You’ve written him, for all intents and purposes, off. Despite the Leon Russell album, or even his very credible follow up. You’ve decided that the best Elton John is the old Elton John, and that whatever you once needed from him, whatever emotional connection that was once there, can only be revived through old albums and the stray reissue.

Then The Million Dollar Piano arrives, looking like another example of every bad thing that ever sent you scurrying back to a dog-eared copy of Tumbleweed Connection in the first place. How much more depressing can it get, four decades later, to picture his best songs echoing over the din of card sharps and one-armed bandits at Caesars Palace in Las Vegas?

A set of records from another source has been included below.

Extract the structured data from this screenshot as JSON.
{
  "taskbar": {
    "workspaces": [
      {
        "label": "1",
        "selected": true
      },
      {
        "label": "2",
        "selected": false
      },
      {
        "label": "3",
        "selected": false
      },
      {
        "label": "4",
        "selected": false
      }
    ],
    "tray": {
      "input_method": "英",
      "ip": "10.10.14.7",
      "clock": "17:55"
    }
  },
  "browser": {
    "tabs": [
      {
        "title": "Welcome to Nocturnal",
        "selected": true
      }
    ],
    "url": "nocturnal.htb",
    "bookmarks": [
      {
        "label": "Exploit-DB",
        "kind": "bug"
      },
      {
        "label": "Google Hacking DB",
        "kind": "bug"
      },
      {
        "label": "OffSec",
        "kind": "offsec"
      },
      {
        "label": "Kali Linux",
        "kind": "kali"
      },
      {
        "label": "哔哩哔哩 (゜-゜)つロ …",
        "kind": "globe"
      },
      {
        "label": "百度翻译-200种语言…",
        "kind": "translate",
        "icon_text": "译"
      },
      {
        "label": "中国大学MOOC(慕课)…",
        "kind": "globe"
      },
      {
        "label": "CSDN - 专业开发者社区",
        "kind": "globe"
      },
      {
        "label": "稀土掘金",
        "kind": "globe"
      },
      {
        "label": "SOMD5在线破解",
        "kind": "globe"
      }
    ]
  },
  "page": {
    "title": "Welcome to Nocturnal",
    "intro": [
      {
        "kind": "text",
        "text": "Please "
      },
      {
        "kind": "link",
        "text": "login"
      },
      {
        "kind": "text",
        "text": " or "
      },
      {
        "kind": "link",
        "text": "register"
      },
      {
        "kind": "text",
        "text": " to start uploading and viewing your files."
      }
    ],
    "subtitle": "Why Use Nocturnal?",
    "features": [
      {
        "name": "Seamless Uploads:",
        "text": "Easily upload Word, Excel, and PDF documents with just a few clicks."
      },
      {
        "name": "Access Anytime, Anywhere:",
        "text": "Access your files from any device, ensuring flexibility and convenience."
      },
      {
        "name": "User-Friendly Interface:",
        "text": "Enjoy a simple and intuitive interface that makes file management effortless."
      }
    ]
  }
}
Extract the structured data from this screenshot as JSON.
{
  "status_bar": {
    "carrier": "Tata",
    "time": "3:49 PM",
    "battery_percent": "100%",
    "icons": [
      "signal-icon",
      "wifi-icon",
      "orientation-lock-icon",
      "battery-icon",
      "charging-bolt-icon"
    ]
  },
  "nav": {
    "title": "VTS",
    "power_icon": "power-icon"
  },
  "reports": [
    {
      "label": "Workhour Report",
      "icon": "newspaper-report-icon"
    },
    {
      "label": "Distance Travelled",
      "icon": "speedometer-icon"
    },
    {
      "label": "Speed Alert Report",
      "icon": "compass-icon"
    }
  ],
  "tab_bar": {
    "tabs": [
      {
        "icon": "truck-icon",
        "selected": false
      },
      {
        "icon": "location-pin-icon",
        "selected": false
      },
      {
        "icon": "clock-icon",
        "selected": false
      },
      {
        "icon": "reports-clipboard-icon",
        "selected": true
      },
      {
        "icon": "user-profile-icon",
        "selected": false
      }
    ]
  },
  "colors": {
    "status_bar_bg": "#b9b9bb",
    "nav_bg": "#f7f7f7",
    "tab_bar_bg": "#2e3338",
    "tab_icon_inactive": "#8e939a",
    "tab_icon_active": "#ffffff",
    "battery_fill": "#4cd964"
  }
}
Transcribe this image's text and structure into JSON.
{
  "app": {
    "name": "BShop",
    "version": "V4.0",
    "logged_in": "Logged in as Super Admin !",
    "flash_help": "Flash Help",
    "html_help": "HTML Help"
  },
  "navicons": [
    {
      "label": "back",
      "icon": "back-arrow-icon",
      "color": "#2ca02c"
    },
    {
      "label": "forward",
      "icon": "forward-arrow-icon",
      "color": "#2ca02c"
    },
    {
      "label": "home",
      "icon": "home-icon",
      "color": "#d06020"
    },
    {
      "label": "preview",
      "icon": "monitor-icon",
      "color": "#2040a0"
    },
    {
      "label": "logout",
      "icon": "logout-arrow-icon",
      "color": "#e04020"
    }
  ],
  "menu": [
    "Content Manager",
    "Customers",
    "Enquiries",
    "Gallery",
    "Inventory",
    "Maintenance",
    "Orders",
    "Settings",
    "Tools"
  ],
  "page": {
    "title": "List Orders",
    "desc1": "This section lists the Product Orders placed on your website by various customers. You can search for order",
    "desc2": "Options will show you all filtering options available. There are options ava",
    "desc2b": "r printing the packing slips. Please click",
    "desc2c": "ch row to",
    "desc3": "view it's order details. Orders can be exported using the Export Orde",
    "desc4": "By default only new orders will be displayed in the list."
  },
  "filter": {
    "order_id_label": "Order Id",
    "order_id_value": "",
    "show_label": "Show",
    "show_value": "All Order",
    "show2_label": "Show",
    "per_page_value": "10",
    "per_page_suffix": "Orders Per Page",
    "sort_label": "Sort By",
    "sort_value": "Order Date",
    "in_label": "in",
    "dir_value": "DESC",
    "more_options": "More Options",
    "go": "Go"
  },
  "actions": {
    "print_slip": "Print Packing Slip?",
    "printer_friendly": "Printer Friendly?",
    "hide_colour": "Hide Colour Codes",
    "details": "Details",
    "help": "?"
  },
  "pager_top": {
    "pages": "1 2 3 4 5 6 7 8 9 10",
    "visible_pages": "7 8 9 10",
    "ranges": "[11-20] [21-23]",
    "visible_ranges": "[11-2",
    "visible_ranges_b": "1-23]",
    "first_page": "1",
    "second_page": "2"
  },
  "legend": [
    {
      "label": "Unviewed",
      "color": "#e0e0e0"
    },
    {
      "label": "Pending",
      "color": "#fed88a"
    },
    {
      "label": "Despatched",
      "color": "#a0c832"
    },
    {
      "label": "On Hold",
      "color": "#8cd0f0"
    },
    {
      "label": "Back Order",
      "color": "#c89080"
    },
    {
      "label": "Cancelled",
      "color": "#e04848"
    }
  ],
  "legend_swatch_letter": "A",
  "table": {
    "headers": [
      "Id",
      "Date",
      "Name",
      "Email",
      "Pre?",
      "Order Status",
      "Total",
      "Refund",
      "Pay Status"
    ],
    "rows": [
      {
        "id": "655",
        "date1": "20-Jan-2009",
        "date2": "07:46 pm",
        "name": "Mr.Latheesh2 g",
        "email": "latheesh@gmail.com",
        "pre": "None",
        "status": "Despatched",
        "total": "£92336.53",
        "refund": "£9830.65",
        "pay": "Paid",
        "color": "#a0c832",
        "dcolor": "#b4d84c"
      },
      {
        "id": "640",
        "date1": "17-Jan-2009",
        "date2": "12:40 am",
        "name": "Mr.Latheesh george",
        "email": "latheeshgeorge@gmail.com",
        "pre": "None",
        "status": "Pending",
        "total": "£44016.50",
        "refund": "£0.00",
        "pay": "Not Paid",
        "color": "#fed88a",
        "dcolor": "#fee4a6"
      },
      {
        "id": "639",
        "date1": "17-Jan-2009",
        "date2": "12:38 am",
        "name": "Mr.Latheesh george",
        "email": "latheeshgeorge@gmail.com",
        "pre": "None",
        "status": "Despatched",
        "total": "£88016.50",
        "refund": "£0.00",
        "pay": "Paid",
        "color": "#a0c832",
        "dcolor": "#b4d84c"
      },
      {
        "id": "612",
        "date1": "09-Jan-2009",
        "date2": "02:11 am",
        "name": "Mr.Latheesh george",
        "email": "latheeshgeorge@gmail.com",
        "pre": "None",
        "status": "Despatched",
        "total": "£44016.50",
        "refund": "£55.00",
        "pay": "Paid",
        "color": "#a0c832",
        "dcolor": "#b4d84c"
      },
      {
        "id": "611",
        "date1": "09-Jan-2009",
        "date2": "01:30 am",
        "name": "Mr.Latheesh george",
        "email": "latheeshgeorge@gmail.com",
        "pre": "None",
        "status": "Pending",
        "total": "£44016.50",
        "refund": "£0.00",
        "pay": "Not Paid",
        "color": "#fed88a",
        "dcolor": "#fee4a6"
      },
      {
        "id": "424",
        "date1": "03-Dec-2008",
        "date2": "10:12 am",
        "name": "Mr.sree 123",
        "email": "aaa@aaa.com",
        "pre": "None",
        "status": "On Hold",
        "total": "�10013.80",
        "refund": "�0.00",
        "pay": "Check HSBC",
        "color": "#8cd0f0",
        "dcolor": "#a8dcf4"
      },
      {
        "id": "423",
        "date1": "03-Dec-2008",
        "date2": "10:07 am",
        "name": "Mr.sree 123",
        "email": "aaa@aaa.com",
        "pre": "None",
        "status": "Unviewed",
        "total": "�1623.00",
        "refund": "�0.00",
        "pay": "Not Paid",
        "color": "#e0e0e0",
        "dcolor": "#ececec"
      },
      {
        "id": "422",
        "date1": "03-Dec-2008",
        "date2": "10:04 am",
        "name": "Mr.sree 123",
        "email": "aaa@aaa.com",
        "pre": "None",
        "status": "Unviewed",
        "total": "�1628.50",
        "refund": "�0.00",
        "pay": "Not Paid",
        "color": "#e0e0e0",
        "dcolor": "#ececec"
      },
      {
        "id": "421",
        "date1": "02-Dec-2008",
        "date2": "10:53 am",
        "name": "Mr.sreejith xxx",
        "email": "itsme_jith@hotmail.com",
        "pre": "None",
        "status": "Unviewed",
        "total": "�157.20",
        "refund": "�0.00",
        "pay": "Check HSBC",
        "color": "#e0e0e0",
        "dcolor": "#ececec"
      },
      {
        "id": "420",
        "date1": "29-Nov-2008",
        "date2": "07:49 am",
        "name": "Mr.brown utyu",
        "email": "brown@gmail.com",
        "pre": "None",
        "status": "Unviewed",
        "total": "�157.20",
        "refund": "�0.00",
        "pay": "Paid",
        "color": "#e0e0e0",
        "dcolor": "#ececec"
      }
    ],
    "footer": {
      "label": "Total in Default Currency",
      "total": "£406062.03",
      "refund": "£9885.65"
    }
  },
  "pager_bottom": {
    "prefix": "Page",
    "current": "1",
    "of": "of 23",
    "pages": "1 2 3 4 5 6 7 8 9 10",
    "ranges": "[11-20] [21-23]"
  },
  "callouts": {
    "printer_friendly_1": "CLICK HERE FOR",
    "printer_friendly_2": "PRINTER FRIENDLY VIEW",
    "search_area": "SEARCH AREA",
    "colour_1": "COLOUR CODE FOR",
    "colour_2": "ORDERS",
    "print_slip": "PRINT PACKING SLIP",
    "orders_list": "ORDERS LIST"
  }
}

Then Elton John begins singing “Mona Lisas and Mad Hatters,” a song made for this moment — in the way that it delineates between our wishes and our reality, our perceptions and our reality, our best selves and our actual selves. It has, of course, always been one of his very best collaborations with Bernie Taupin, and — perhaps because Elton originally worked through the lyric in a lower register — it arrives unburdened by what’s changed as his vocal instrument has aged.

What cracks there are feel earned, what things are gone not missed. In this moment, Elton John — performing largely alone, and giving this song every bit of himself — makes good on every promise you thought had not only been broken, but long forgotten. We will, of course, have to save our discussion on the set-closing “Circle of Life” for later. You need to get back to “Mona Lisas and Mad Hatters.”